Sein mittlerweile dritter Fachbericht zeige erneut einen alarmierenden Antibiotika-Einsatz in den Ställen. Hier müsse sich dringend etwas ändern und die Branchenverbände wären gut beraten, schnell und umfassend schon jetzt zu handeln.
„Der routinemäßige Einsatz von Antibiotika in der Tiermast ist gängige Praxis“, erklärte Dr. Thomas Delschen, der Präsident des Landesamtes für Natur, Umwelt und Verbraucherschutz (LANUV), das im Auftrag des Verbrauchschutzministeriums auch diesen Fachbericht erstellte.
Antibiotikaeinsatz bei 92,8 Prozent der Durchgänge
Im Rahmen der Erhebung haben 20 Kreisordnungsbehörden für 516 Durchgänge in Aufzucht- und Mastbetrieben auswertbare Daten erhoben. Von diesen 516 Durchgängen wurden 479 (92,8 Prozent) antibiotisch behandelt, im Durchschnitt auch mehrmals. Einzelne Durchgänge erhielten in einem Mastdurchgang sogar bis zu 21 Behandlungen mit Antibiotika, so das Ministerium. Dabei kamen laut Bericht bis zu zehn verschiedene Wirkstoffe pro Durchgang zum Einsatz. Darunter seien auch Präparate, die nicht für die Behandlung von Puten zugelassen waren. Das LANUV prüfe derzeit im Hinblick auf einzelne Ergebnisse in einigen Fällen die Einleitung weiterer rechtlicher Schritte
Die Ergebnisse zeigten, dass ähnlich wie bei der Masthähnchen-Studie aus dem Jahre 2011 antibiotische Behandlungen die Regel und nicht mehr die Ausnahmen sind. „In deutschen Ställen werden mehr als elf Millionen Puten gehalten. Viele von ihnen leiden an Krankheiten, die offenbar mit gewaltigen Mengen von Antibiotika behandelt werden. In vielen Fällen ist das das Ergebnis aus Überzüchtung und unzureichenden Haltungsbedingungen. Das ist ein Systemfehler, doch die Bundesregierung scheint auf diesem Auge blind zu sein“, sagte Minister Remmel.
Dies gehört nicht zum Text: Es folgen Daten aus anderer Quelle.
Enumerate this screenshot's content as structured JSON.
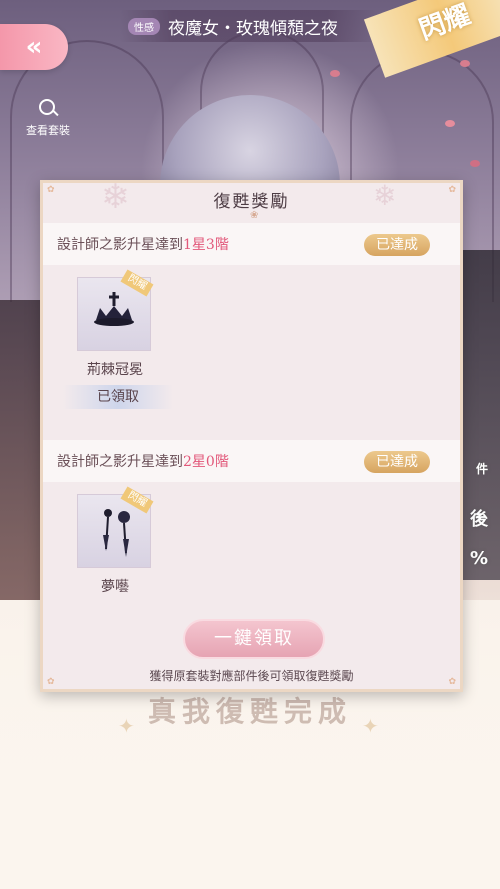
{
  "header": {
    "back_symbol": "«",
    "style_tag": "性感",
    "title": "夜魔女・玫瑰傾頹之夜",
    "flash_badge": "閃耀",
    "view_outfit_label": "查看套裝"
  },
  "background": {
    "right_text_top": "件",
    "right_text_mid": "後",
    "right_text_bot": "%",
    "slogan": "真我復甦完成"
  },
  "modal": {
    "title": "復甦獎勵",
    "rewards": [
      {
        "condition_prefix": "設計師之影升星達到",
        "condition_highlight": "1星3階",
        "status": "已達成",
        "item_name": "荊棘冠冕",
        "item_badge": "閃耀",
        "item_icon": "crown-icon",
        "claimed_label": "已領取"
      },
      {
        "condition_prefix": "設計師之影升星達到",
        "condition_highlight": "2星0階",
        "status": "已達成",
        "item_name": "夢囈",
        "item_badge": "閃耀",
        "item_icon": "earring-icon"
      }
    ],
    "claim_all_label": "一鍵領取",
    "hint": "獲得原套裝對應部件後可領取復甦獎勵"
  },
  "colors": {
    "accent_pink": "#e2587a",
    "badge_gold": "#d6a460",
    "back_button": "#f497aa"
  }
}
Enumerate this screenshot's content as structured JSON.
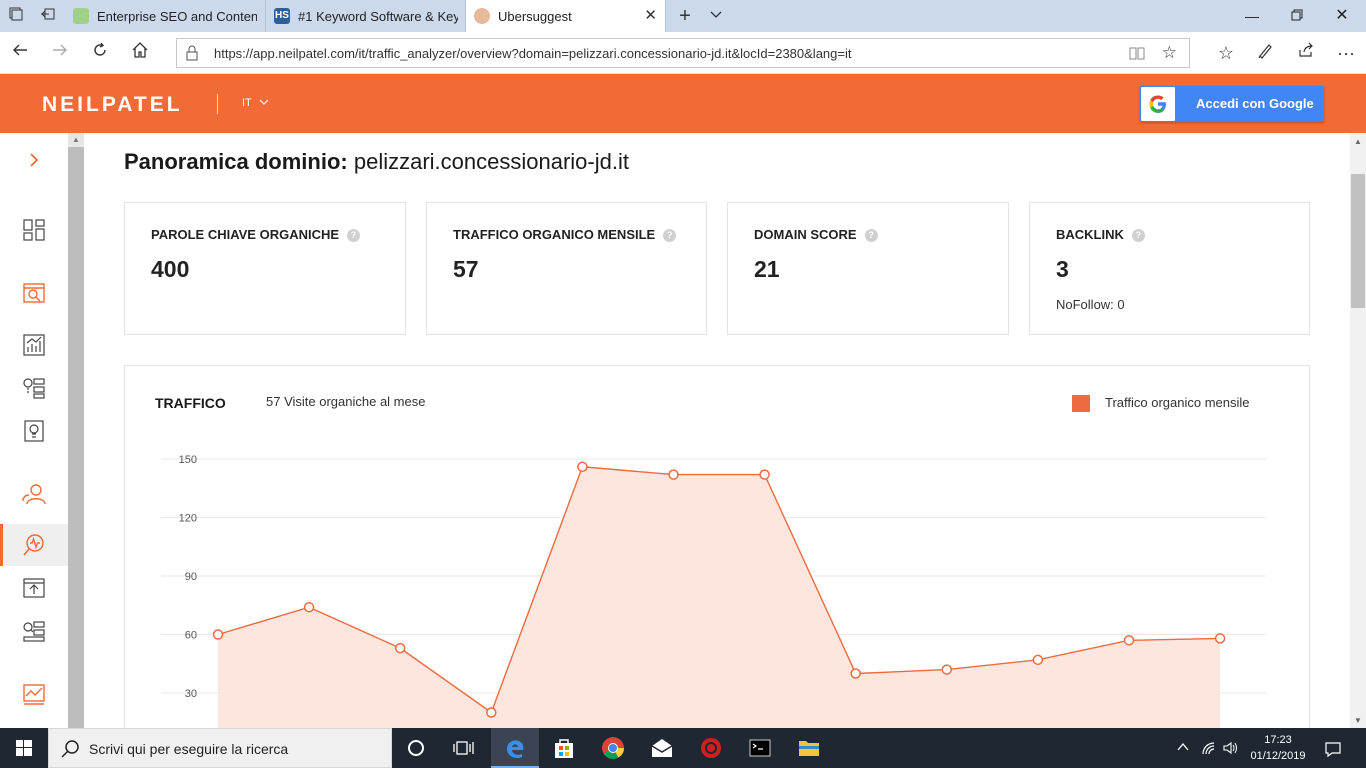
{
  "browser": {
    "tabs": [
      {
        "title": "Enterprise SEO and Content",
        "active": false
      },
      {
        "title": "#1 Keyword Software & Key",
        "active": false
      },
      {
        "title": "Ubersuggest",
        "active": true
      }
    ],
    "url": "https://app.neilpatel.com/it/traffic_analyzer/overview?domain=pelizzari.concessionario-jd.it&locId=2380&lang=it"
  },
  "header": {
    "logo": "NEILPATEL",
    "language": "IT",
    "google_button": "Accedi con Google"
  },
  "sidebar": {
    "items": [
      {
        "icon": "chevron-right-icon",
        "active": false
      },
      {
        "icon": "dashboard-icon",
        "active": false
      },
      {
        "icon": "site-audit-icon",
        "active": false
      },
      {
        "icon": "keyword-chart-icon",
        "active": false
      },
      {
        "icon": "keyword-ideas-icon",
        "active": false
      },
      {
        "icon": "content-ideas-icon",
        "active": false
      },
      {
        "icon": "users-icon",
        "active": false
      },
      {
        "icon": "traffic-analyzer-icon",
        "active": true
      },
      {
        "icon": "top-pages-icon",
        "active": false
      },
      {
        "icon": "list-icon",
        "active": false
      },
      {
        "icon": "backlinks-icon",
        "active": false
      }
    ]
  },
  "main": {
    "title_label": "Panoramica dominio:",
    "domain": "pelizzari.concessionario-jd.it",
    "cards": [
      {
        "label": "PAROLE CHIAVE ORGANICHE",
        "value": "400",
        "sub": ""
      },
      {
        "label": "TRAFFICO ORGANICO MENSILE",
        "value": "57",
        "sub": ""
      },
      {
        "label": "DOMAIN SCORE",
        "value": "21",
        "sub": ""
      },
      {
        "label": "BACKLINK",
        "value": "3",
        "sub": "NoFollow: 0"
      }
    ],
    "traffic": {
      "title": "TRAFFICO",
      "subtitle": "57 Visite organiche al mese",
      "legend": "Traffico organico mensile"
    }
  },
  "chart_data": {
    "type": "area",
    "series": [
      {
        "name": "Traffico organico mensile",
        "values": [
          60,
          74,
          53,
          20,
          146,
          142,
          142,
          40,
          42,
          47,
          57,
          58
        ]
      }
    ],
    "y_ticks": [
      150,
      120,
      90,
      60,
      30
    ],
    "ylim": [
      0,
      150
    ],
    "grid": true,
    "legend_position": "top-right",
    "colors": {
      "line": "#ee6a40",
      "fill": "#fde6de"
    }
  },
  "taskbar": {
    "search_placeholder": "Scrivi qui per eseguire la ricerca",
    "time": "17:23",
    "date": "01/12/2019"
  },
  "colors": {
    "brand": "#f26a35",
    "google_blue": "#4285f4",
    "taskbar": "#1f2733"
  }
}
Die wichtigsten Ergebnisse der Putenstudie
- Von den betrachteten 516 Durchgängen wurden 479 (92,8 Prozent) antibiotisch behandelt
- In etwa 86 Prozent der Durchgänge, kam als Mastrasse Big 6 /BUT 6 zum Einsatz. Die Therapiedichte bei der am häufigsten eingesetzte Mastrasse Big 6/BUT 6 war im Vergleich mit den Rassen Converter und Big 9 durchschnittlich um 21 Prozent höher.
- Es wurden insgesamt 22 verschiedene Wirkstoffe eingesetzt: mit Abstand am häufigsten der Wirkstoff Benzylpenicillin, gefolgt von den Wirkstoffen Colistin, Amoxicillin und Enrofloxacin. Unter den vier am häufigsten eingesetzten Wirkstoffen befanden sich mit Colistin und Enrofloxacin zwei Wirkstoffe aus Substanzklassen, die erhebliche Bedeutung für den Menschen haben und als sogenannte „Reserveantibiotika“ bezeichnet werden. Sie sollten eigentlich der Humanmedizin vorbehalten sein.
- Bei etwa einem Drittel der Wirkstoffeinsätze (961 von 2.764) wurde ein nicht in Deutschland für Puten zugelassenes Präparat verwendet. Das ist nach dem Arzneimittelgesetz nur in Einzelfällen bei einem Therapienotstand zulässig.
- In 79 dieser 961 Fälle wurde ein nicht für Puten zugelassenes Präparat verabreicht, obwohl zum Zeitpunkt der Abgabe ein zugelassenes Präparat mit demselben Wirkstoff zur Verfügung steht. Ob hier strafbare Handlungen vorliegen, wird aktuell geprüft.
Die NRW-Landesregierung wird nun eine Bundesratsinitiative einbringen, in der sie die Bundesregierung auffordert, die Tierschutz-Nutztierhaltungs-Verordnung mit rechtsverbindlichen Regelungen zur Putenhaltung zu ergänzen.